欧州のエネルギー取引では少なくとも1兆5000億ドル(約210兆円)の追い証が発生する見通しで、この支払い支援で政府が流動性を拡大しない限り、市場が機能を停止する恐れがある。ノルウェーのエネルギー企業エクイノールが指摘した。

  数十年間で最大のエネルギー危機は、公共料金を押し上げインフレを加速させているだけでなく、激しい値動きの中での取引を保証する資金をも飲み込もうとしている。エネルギー市場が機能停止に陥らないよう介入を求める圧力が欧州連合(EU)当局者には増している。

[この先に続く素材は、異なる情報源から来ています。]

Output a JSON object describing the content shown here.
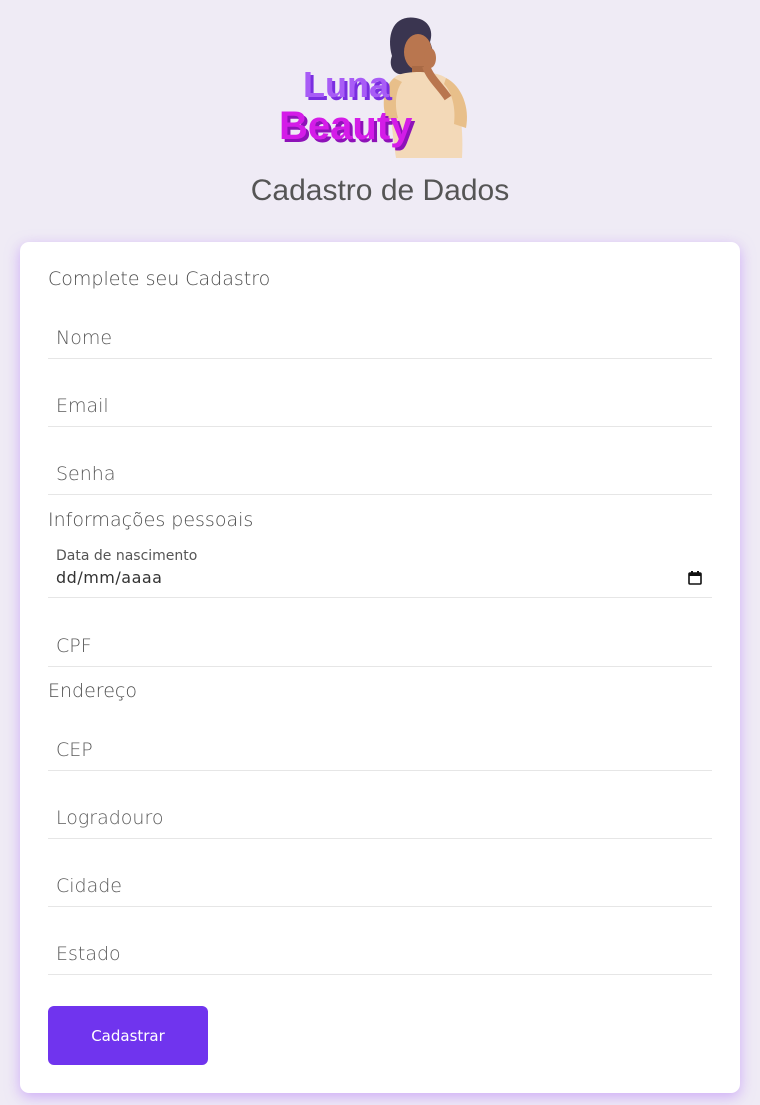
{
  "brand": {
    "line1": "Luna",
    "line2": "Beauty"
  },
  "page_title": "Cadastro de Dados",
  "form": {
    "heading": "Complete seu Cadastro",
    "account_fields": {
      "nome_placeholder": "Nome",
      "email_placeholder": "Email",
      "senha_placeholder": "Senha"
    },
    "personal": {
      "heading": "Informações pessoais",
      "birthdate_caption": "Data de nascimento",
      "birthdate_value": "dd/mm/aaaa",
      "cpf_placeholder": "CPF"
    },
    "address": {
      "heading": "Endereço",
      "cep_placeholder": "CEP",
      "logradouro_placeholder": "Logradouro",
      "cidade_placeholder": "Cidade",
      "estado_placeholder": "Estado"
    },
    "submit_label": "Cadastrar"
  },
  "colors": {
    "background": "#efebf5",
    "accent": "#7034ee",
    "logo_purple": "#9b3cf0",
    "logo_magenta": "#d41ce8"
  },
  "icons": {
    "calendar": "calendar-icon"
  }
}
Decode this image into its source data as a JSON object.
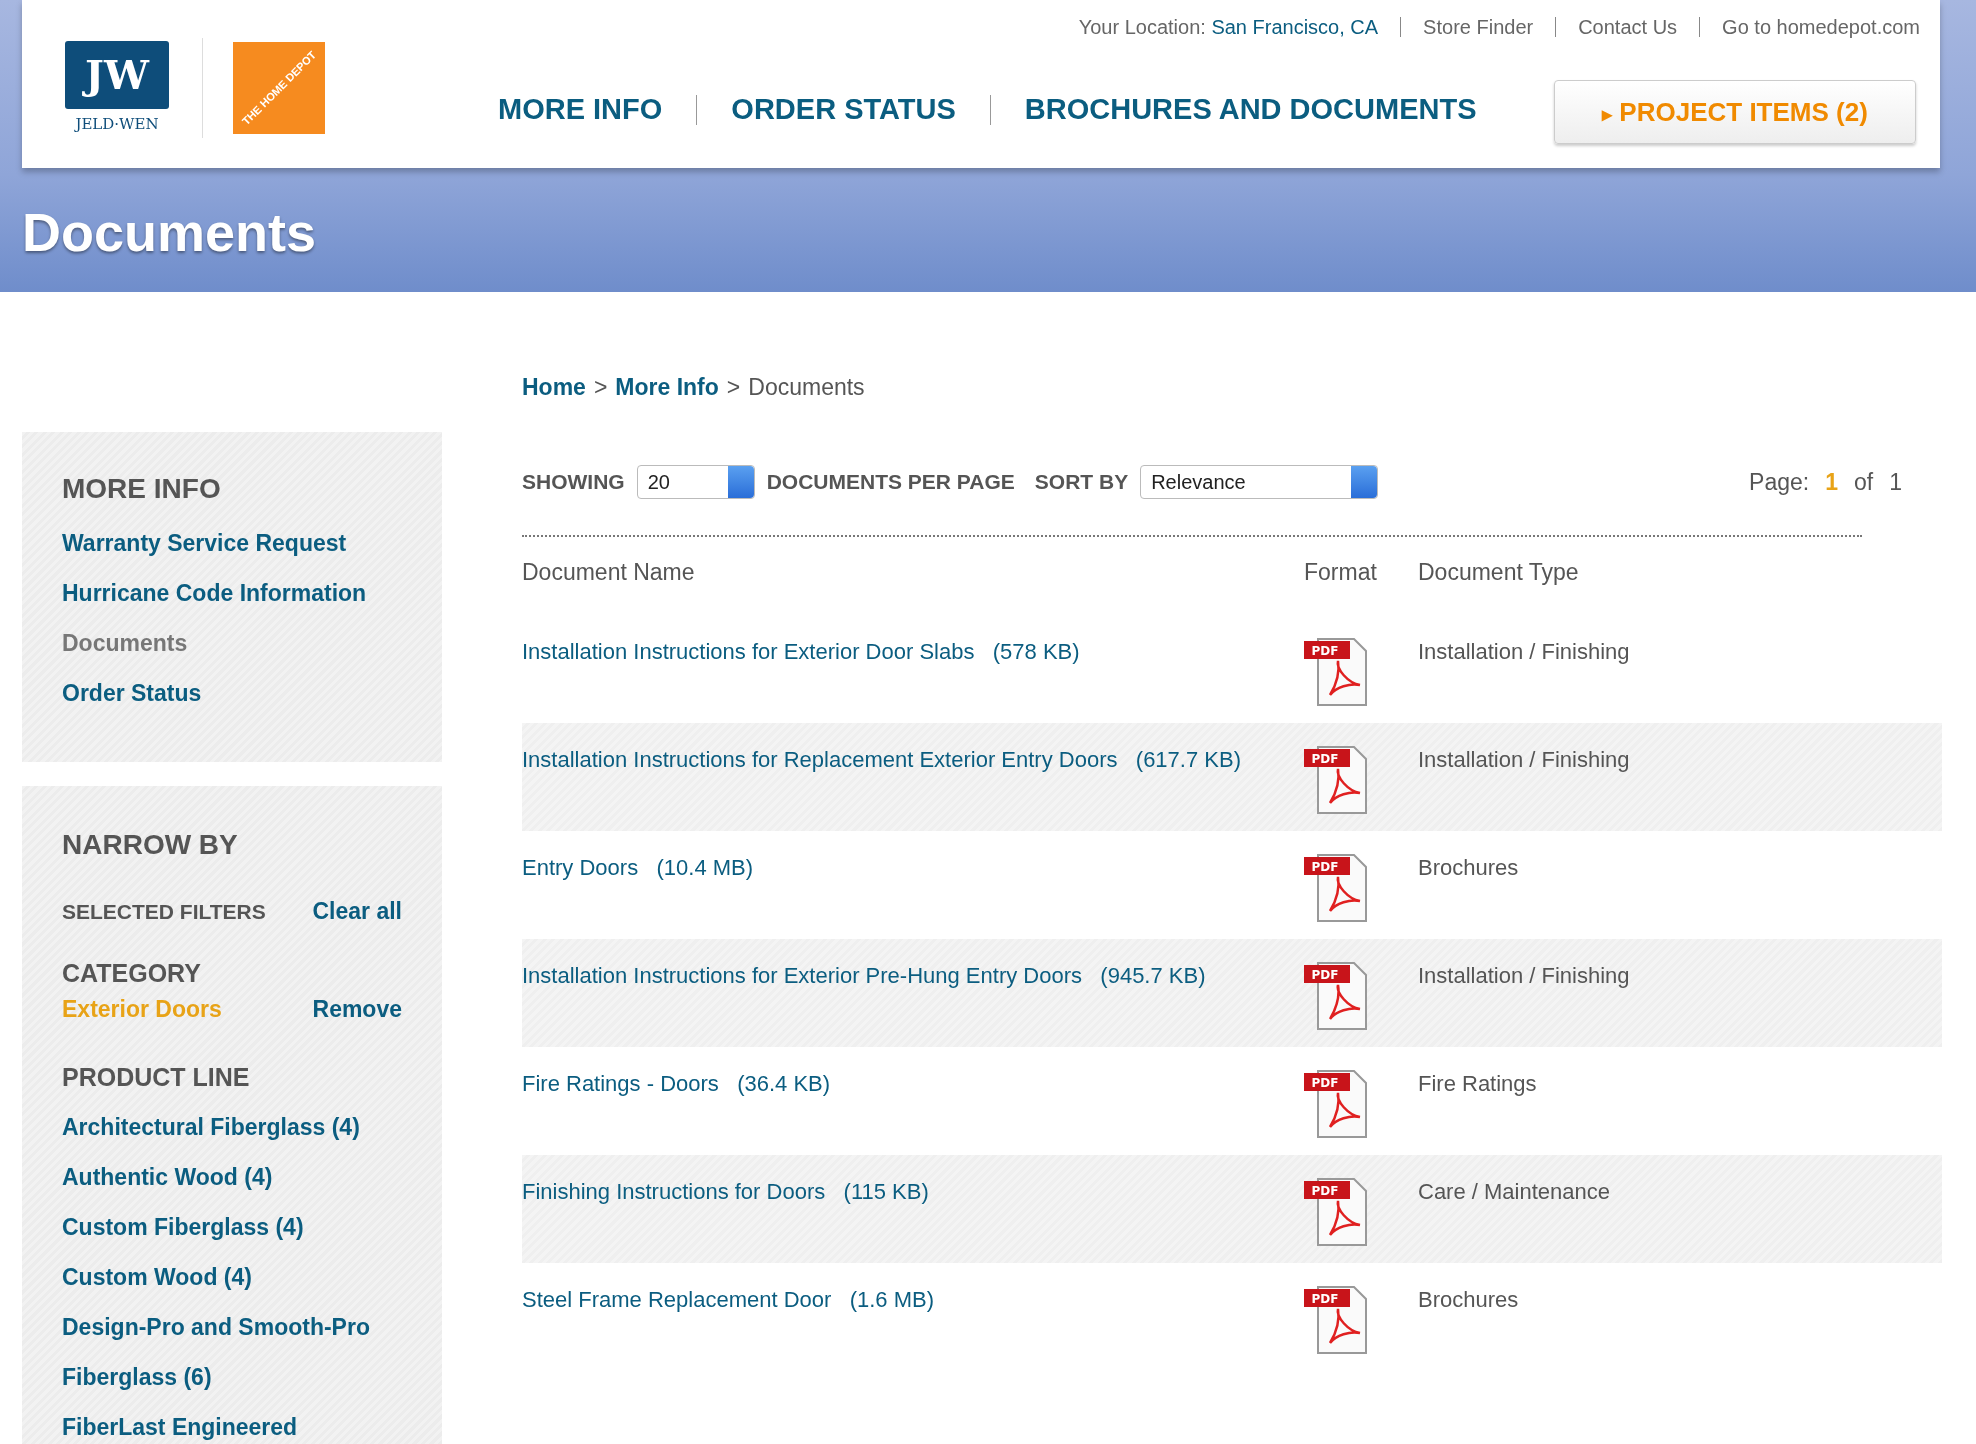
{
  "top_links": {
    "location_label": "Your Location:",
    "location": "San Francisco, CA",
    "links": [
      "Store Finder",
      "Contact Us",
      "Go to homedepot.com"
    ]
  },
  "logos": {
    "jeldwen_mark": "JW",
    "jeldwen_name": "JELD·WEN",
    "homedepot": "THE HOME DEPOT"
  },
  "nav": [
    {
      "label": "MORE INFO"
    },
    {
      "label": "ORDER STATUS"
    },
    {
      "label": "BROCHURES AND DOCUMENTS"
    }
  ],
  "project_button": {
    "icon": "▸",
    "label": "PROJECT ITEMS (2)"
  },
  "page_title": "Documents",
  "breadcrumb": [
    {
      "label": "Home",
      "link": true
    },
    {
      "label": "More Info",
      "link": true
    },
    {
      "label": "Documents",
      "link": false
    }
  ],
  "breadcrumb_separator": ">",
  "sidebar": {
    "more_info": {
      "title": "MORE INFO",
      "items": [
        {
          "label": "Warranty Service Request",
          "selected": false
        },
        {
          "label": "Hurricane Code Information",
          "selected": false
        },
        {
          "label": "Documents",
          "selected": true
        },
        {
          "label": "Order Status",
          "selected": false
        }
      ]
    },
    "narrow_by": {
      "title": "NARROW BY",
      "selected_filters_label": "SELECTED FILTERS",
      "clear_all": "Clear all",
      "category_label": "CATEGORY",
      "category_value": "Exterior Doors",
      "remove": "Remove",
      "product_line_label": "PRODUCT LINE",
      "product_lines": [
        "Architectural Fiberglass (4)",
        "Authentic Wood (4)",
        "Custom Fiberglass (4)",
        "Custom Wood (4)",
        "Design-Pro and Smooth-Pro",
        "Fiberglass (6)",
        "FiberLast Engineered"
      ]
    }
  },
  "toolbar": {
    "showing_label": "SHOWING",
    "per_page": "20",
    "per_page_label": "DOCUMENTS PER PAGE",
    "sort_label": "SORT BY",
    "sort_value": "Relevance",
    "page_label": "Page:",
    "page_current": "1",
    "page_of": "of",
    "page_total": "1"
  },
  "table": {
    "columns": [
      "Document Name",
      "Format",
      "Document Type"
    ],
    "rows": [
      {
        "name": "Installation Instructions for Exterior Door Slabs   (578 KB)",
        "format": "PDF",
        "type": "Installation / Finishing"
      },
      {
        "name": "Installation Instructions for Replacement Exterior Entry Doors   (617.7 KB)",
        "format": "PDF",
        "type": "Installation / Finishing"
      },
      {
        "name": "Entry Doors   (10.4 MB)",
        "format": "PDF",
        "type": "Brochures"
      },
      {
        "name": "Installation Instructions for Exterior Pre-Hung Entry Doors   (945.7 KB)",
        "format": "PDF",
        "type": "Installation / Finishing"
      },
      {
        "name": "Fire Ratings - Doors   (36.4 KB)",
        "format": "PDF",
        "type": "Fire Ratings"
      },
      {
        "name": "Finishing Instructions for Doors   (115 KB)",
        "format": "PDF",
        "type": "Care / Maintenance"
      },
      {
        "name": "Steel Frame Replacement Door   (1.6 MB)",
        "format": "PDF",
        "type": "Brochures"
      }
    ]
  }
}
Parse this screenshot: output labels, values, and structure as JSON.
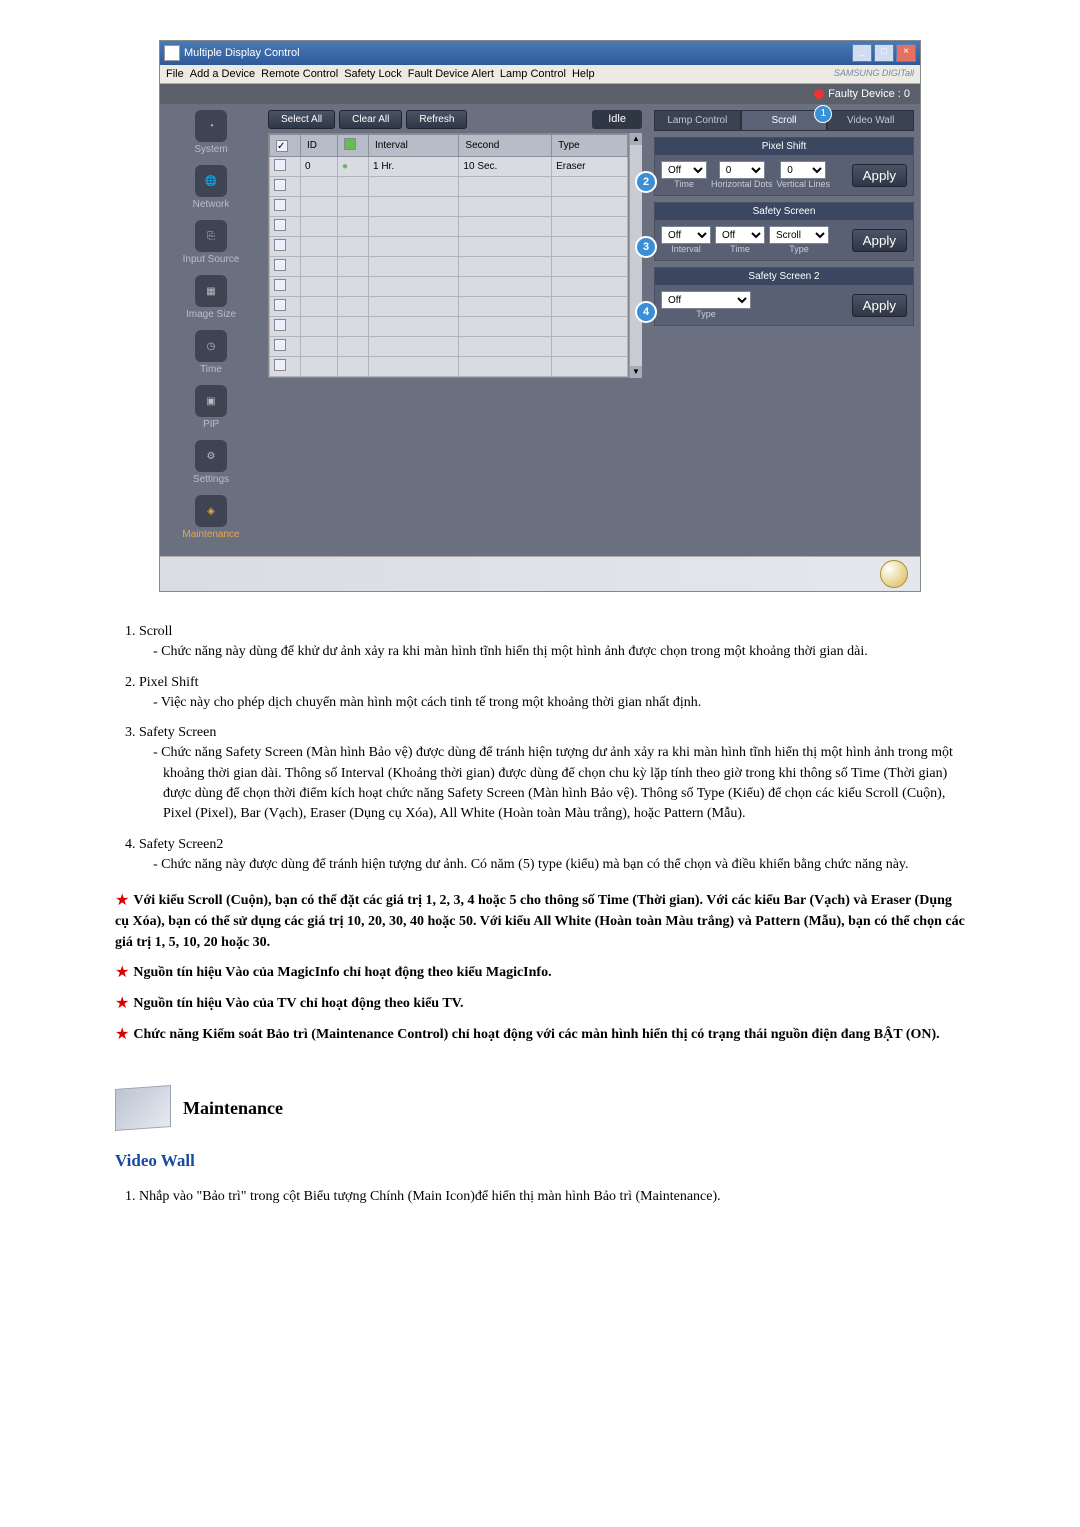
{
  "window": {
    "title": "Multiple Display Control",
    "menu": [
      "File",
      "Add a Device",
      "Remote Control",
      "Safety Lock",
      "Fault Device Alert",
      "Lamp Control",
      "Help"
    ],
    "brand": "SAMSUNG DIGITall",
    "faulty": "Faulty Device : 0"
  },
  "toolbar": {
    "select_all": "Select All",
    "clear_all": "Clear All",
    "refresh": "Refresh",
    "idle": "Idle"
  },
  "sidebar": [
    "System",
    "Network",
    "Input Source",
    "Image Size",
    "Time",
    "PIP",
    "Settings",
    "Maintenance"
  ],
  "table": {
    "headers": {
      "id": "ID",
      "interval": "Interval",
      "second": "Second",
      "type": "Type"
    },
    "row": {
      "id": "0",
      "interval": "1 Hr.",
      "second": "10 Sec.",
      "type": "Eraser"
    }
  },
  "tabs": {
    "lamp": "Lamp Control",
    "scroll": "Scroll",
    "videowall": "Video Wall",
    "badge1": "1"
  },
  "pixel_shift": {
    "title": "Pixel Shift",
    "off": "Off",
    "v1": "0",
    "v2": "0",
    "l_time": "Time",
    "l_hd": "Horizontal Dots",
    "l_vl": "Vertical Lines",
    "apply": "Apply",
    "marker": "2"
  },
  "safety_screen": {
    "title": "Safety Screen",
    "off": "Off",
    "off2": "Off",
    "scroll": "Scroll",
    "l_interval": "Interval",
    "l_time": "Time",
    "l_type": "Type",
    "apply": "Apply",
    "marker": "3"
  },
  "safety_screen2": {
    "title": "Safety Screen 2",
    "off": "Off",
    "l_type": "Type",
    "apply": "Apply",
    "marker": "4"
  },
  "doc": {
    "items": [
      {
        "h": "Scroll",
        "p": "Chức năng này dùng để khử dư ảnh xảy ra khi màn hình tĩnh hiển thị một hình ảnh được chọn trong một khoảng thời gian dài."
      },
      {
        "h": "Pixel Shift",
        "p": "Việc này cho phép dịch chuyển màn hình một cách tinh tế trong một khoảng thời gian nhất định."
      },
      {
        "h": "Safety Screen",
        "p": "Chức năng Safety Screen (Màn hình Bảo vệ) được dùng để tránh hiện tượng dư ảnh xảy ra khi màn hình tĩnh hiển thị một hình ảnh trong một khoảng thời gian dài. Thông số Interval (Khoảng thời gian) được dùng để chọn chu kỳ lặp tính theo giờ trong khi thông số Time (Thời gian) được dùng để chọn thời điểm kích hoạt chức năng Safety Screen (Màn hình Bảo vệ). Thông số Type (Kiểu) để chọn các kiểu Scroll (Cuộn), Pixel (Pixel), Bar (Vạch), Eraser (Dụng cụ Xóa), All White (Hoàn toàn Màu trắng), hoặc Pattern (Mẫu)."
      },
      {
        "h": "Safety Screen2",
        "p": "Chức năng này được dùng để tránh hiện tượng dư ảnh. Có năm (5) type (kiểu) mà bạn có thể chọn và điều khiển bằng chức năng này."
      }
    ],
    "notes": [
      "Với kiểu Scroll (Cuộn), bạn có thể đặt các giá trị 1, 2, 3, 4 hoặc 5 cho thông số Time (Thời gian). Với các kiểu Bar (Vạch) và Eraser (Dụng cụ Xóa), bạn có thể sử dụng các giá trị 10, 20, 30, 40 hoặc 50. Với kiểu All White (Hoàn toàn Màu trắng) và Pattern (Mẫu), bạn có thể chọn các giá trị 1, 5, 10, 20 hoặc 30.",
      "Nguồn tín hiệu Vào của MagicInfo chỉ hoạt động theo kiểu MagicInfo.",
      "Nguồn tín hiệu Vào của TV chỉ hoạt động theo kiểu TV.",
      "Chức năng Kiểm soát Bảo trì (Maintenance Control) chỉ hoạt động với các màn hình hiển thị có trạng thái nguồn điện đang BẬT (ON)."
    ],
    "maint_heading": "Maintenance",
    "section": "Video Wall",
    "ol1": "Nhắp vào \"Bảo trì\" trong cột Biểu tượng Chính (Main Icon)để hiển thị màn hình Bảo trì (Maintenance)."
  }
}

  エクイノールのガス・電力担当幹部、ヘルゲ・ホーガン氏はインタビューで、「流動性支援が必要になるだろう」と語った。現物市場は機能しているものの、問題はデリバティブ取引に集中しているとし、デリバティブ取引を支えるために同社が必要だと試算した1兆5000億ドルという金額は「保守的な」見積もりだと説明した。

  企業の多くにとって、追い証管理はますます難しくなりつつある。公益企業は多額の信用枠確保を強いられ、金利上昇でそのコストは膨らんでいる。

  ミラノで開かれたガス技術関連会合でインタビューに応じたホーガン氏は、こうした信用枠は追い証対策で活用できない資本だと指摘。「企業が大きな資金を積む必要があるということは、市場の流動性が枯渇することであり、ガスのデリバティブ市場にとって良いことではない」と述べ、EUの介入はデリバティブ取引にとって「理にかなう」だろうと続けた。